Mi-mars, la Hongrie a réalisé la première vente d’Unités de réduction certifiées (CER) qui avaient déjà été achetées par des entreprises hongroises.

Cette vente a nuit à la réputation du marché européen des quotas de CO2, ont déclaré les industriels. Des experts considèrent toutefois que cela n’aura que peu de répercussions sur les prix. « On risque de voir revenir un grand nombre de CER sur le marché, ce qui pourrait adoucir les prix, et rendre le marché moins tendu, mais l’impact sera mineur », a ainsi déclaré Trevor Sokorski de la banque Barclays.

Cette vente qui a porté sur plus de 800.000 tonnes de d'unités n’est pas permise au sein de l’Union européenne. La Commission européenne a ainsi modifié les règles de ce marché le 19 mars 2010 afin d’empêcher que ces droits ne fassent leur réapparition.

Cependant, les gouvernements européens ont près de 100 millions de tonnes de carbone déjà utilisés, ce qui équivaut aux émissions de gaz à effet de serre de l’Autriche. Or, ils peuvent en théorie les revendre à des acheteurs non-européens.

Le Japon a été le plus gros acheteur de CER hors Union européenne. Si le pays achète ces CER utilisés, cela conduira effectivement à augmenter l’approvisionnement mondial et à contenir les prix. Tokyo a déclaré le 19 mars qu’il n’empêcherait pas les entreprises japonaises d’acheter les CER déjà utilisés. « Ce n’est pas un problème si les entreprises utilisent des droits déjà utilisés afin de remplir leurs objectifs en matière d’émissions », a déclaré Eisaku Toda, le ministre de l’environnement japonais.

Les traders japonais sont cependant sceptiques sur l’importance de la demande éventuelle. « Au Japon, les acheteurs de droits à polluer ont une grande éthique, ils le font de leurs propres initiatives», a déclaré l’un d’entre eux.
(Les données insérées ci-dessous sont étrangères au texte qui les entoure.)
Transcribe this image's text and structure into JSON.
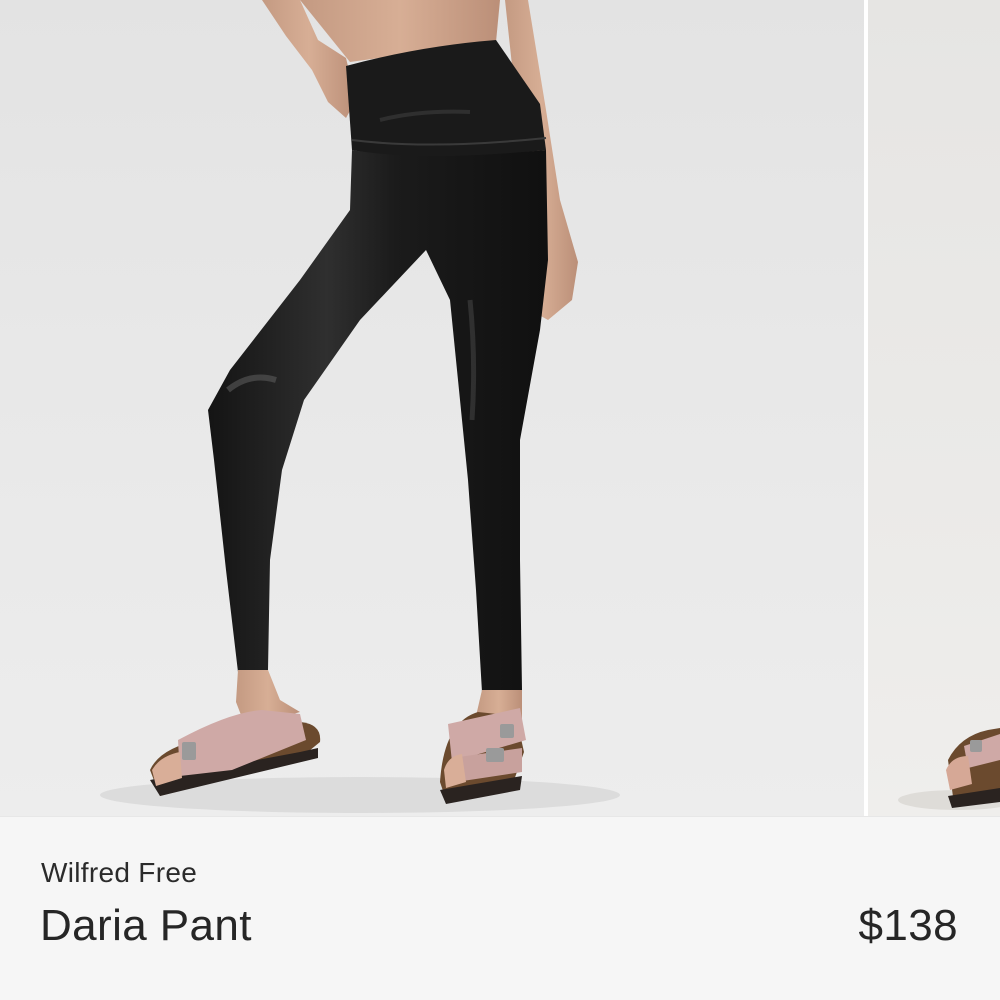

En effet à la différence des entreprises européennes, les entreprises japonaises se soumettent volontairement au marché du carbone, elles n’y sont pas tenues.

L’association internationale pour l’échange des droits d’émissions a déclaré que la Hongrie avait fait du tort à l’intégrité du marché du carbone européen, et a demandé aux Etats membres de l’Union européenne d’établir un mécanisme pour que les CER déjà utilisés ne soient pas revendus.

Cette affaire pourrait limiter l’échange des droits d’émissions, a estimé Mark Lewis de la Deutsche Bank. « Etant donné le désordre que l’épisode hongrois a causé, je serai très surpris de voir beaucoup d’accords de la sorte à l’avenir » a-t-il déclaré.